Il est surtout fréquenté par des hommes d’origine turque ou kurde, comme le kebabier d’à côté, mais aussi par quelques Gaulois, et même des Gauloises, venues là pour gratter, des joueuses, bientôt perdantes. Sans doute y voit-on peu souvent quelqu’un lire. C’est ce que je fais pendant presque deux heures, ayant emporté Lettres de Drancy (Taillandier).
Un peu avant dix heures, je me pointe à la barrière du lycée Marc Bloch où je ne trouve qu’une femme. Elle est d’Amnesty mais n’a pas la clé. Elle me demande ce que je pense de la vente. J’en profite pour lui dire à quel point est insupportable l’homme qui régente la partie livres anciens et livres d’art. Les prix dans cette section n’étant pas comme pour les autres donnés par un code couleur, il faut obligatoirement passer par lui pour en obtenir un, lequel est souvent exagéré et parfois à la tête du client. Certains savent le flatter. J’ai choisi de le boycotter. « C’est un véritable Etat dans l’Etat », dis-je à cette femme d’Amnesty. A sa réaction prudente, je sens qu’aucune révolution démocratique n’aura lieu pour renverser le petit dictateur d’occasion.
A l’ouverture, nous sommes trop peu nombreux pour que je me livre à une facétie. Je révèle mon véritable nom au Préfet sur le cahier prévu à cet effet.
Ma récolte est beaucoup moins importante cette fois-ci, mais rien que pour Une histoire des haines d’écrivains de Chateaubriand à Proust d’Anne Boquel et Etienne Kern (Champs Essais), je ne regrette pas ce deuxième passage.
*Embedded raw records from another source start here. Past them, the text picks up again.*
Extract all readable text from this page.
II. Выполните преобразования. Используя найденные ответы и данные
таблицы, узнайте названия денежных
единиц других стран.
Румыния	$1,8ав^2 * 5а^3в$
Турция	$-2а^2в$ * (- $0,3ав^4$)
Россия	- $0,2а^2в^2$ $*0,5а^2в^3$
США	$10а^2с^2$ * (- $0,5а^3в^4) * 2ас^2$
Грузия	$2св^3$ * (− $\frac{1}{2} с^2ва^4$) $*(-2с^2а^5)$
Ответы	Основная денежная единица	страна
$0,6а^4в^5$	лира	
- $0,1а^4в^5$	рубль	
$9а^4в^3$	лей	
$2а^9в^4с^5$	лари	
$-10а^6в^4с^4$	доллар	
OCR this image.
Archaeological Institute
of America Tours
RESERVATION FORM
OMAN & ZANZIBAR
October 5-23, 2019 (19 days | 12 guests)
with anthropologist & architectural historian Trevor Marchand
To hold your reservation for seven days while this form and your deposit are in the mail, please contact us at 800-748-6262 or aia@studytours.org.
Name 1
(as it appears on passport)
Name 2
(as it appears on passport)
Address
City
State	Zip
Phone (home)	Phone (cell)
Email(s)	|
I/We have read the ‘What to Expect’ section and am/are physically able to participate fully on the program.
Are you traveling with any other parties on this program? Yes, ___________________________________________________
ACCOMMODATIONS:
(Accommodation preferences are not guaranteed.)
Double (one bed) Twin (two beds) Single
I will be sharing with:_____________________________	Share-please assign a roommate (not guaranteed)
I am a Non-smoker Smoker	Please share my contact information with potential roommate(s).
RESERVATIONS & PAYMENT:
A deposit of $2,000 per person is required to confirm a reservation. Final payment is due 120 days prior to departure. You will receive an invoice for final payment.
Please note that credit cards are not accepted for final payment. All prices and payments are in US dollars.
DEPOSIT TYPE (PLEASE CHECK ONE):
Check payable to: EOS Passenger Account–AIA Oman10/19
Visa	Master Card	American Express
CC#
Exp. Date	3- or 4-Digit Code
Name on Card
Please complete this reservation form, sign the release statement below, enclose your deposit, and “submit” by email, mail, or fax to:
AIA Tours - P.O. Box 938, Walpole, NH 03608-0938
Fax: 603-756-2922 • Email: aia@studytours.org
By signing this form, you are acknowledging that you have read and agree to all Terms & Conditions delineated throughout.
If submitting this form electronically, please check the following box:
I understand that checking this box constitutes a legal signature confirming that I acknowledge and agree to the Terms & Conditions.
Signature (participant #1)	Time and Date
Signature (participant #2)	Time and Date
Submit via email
-Ce qui est bien c’est qu’en plus, on voit les goûts des gens, me dit celle à qui je paie.
-J’espère que vous n’irez pas raconter ça au Préfet, lui réponds-je.
Le train d’onze heures quarante-cinq me ramène à Rouen. Rue du Gros, j’achète une baguette tradition Chez Paul alors que, dans un grand carillonnage, la messe des Rameaux se termine. Sur le parvis, des porteurs de branches vertes discutent avec l’Archevêque en tenue d’apparat.
Un autre de ces porteurs de verdure, vieux bourgeois de la rue Saint-Romain, au moment de rentrer chez lui, se ravise et offre l’un de ses rameaux au clochard dont c’est la place habituelle. Ce dernier contemple le cadeau d’un air circonspect.
-Ça me fait une belle branche, semble-t-il se dire.
                                                                *
L’après-midi, je repasse par le vide grenier Augustins Molière qui dure également deux jours, sans rien trouver mais y croisant Seb Petit, l’agitateur musical polymorphe à cause de qui ce lundi soir je vais au Kalif voir et ouïr Micah P. Hinson.
                                                                *
En passant devant Guidoline où pour le vide grenier l’on vend des bouts de vélo d’occasion, je vois pour la première fois l’ancien café transformé en boutique de bicyclettes, triste spectacle.
 

21 mars 2016


Ce samedi, le train de douze heures douze me conduit à Val-de-Reuil où le groupe local d’Amnesty International organise au lycée Marc Bloch sa vente annuelle de livres d’occasion. Mon vieux fond de malhonnêteté me dit que pour une vingtaine de minutes j’aurais pu me passer d’acheter un billet (même à demi-tarif). Heureusement qu’il n’en est rien, car sitôt passé Oissel, je suis contrôlé.
La gare de Védéherre est toujours en travaux (destiné à la faire plus petite). C’est par un escalier poutrellique que l’on rejoint la terre ferme. Délaissant le bus rouge, je traverse la ville à pied. Elle a évolué depuis que je suis passé par là : nouveau théâtre L’Arsenal, médiathèque Le Corbusier refaite, voie piétonnière sinuante remplaçant l’horreur appelée « la dalle ». Les commerces ont changé aussi (pas en mieux). Identiques sont restées la Maison de la Presse et l’agence immobilière où j’eus, dans les années quatre-vingt, la curieuse idée d’acheter un appartement au numéro trente-sept de la rue du Pas-des-Heures.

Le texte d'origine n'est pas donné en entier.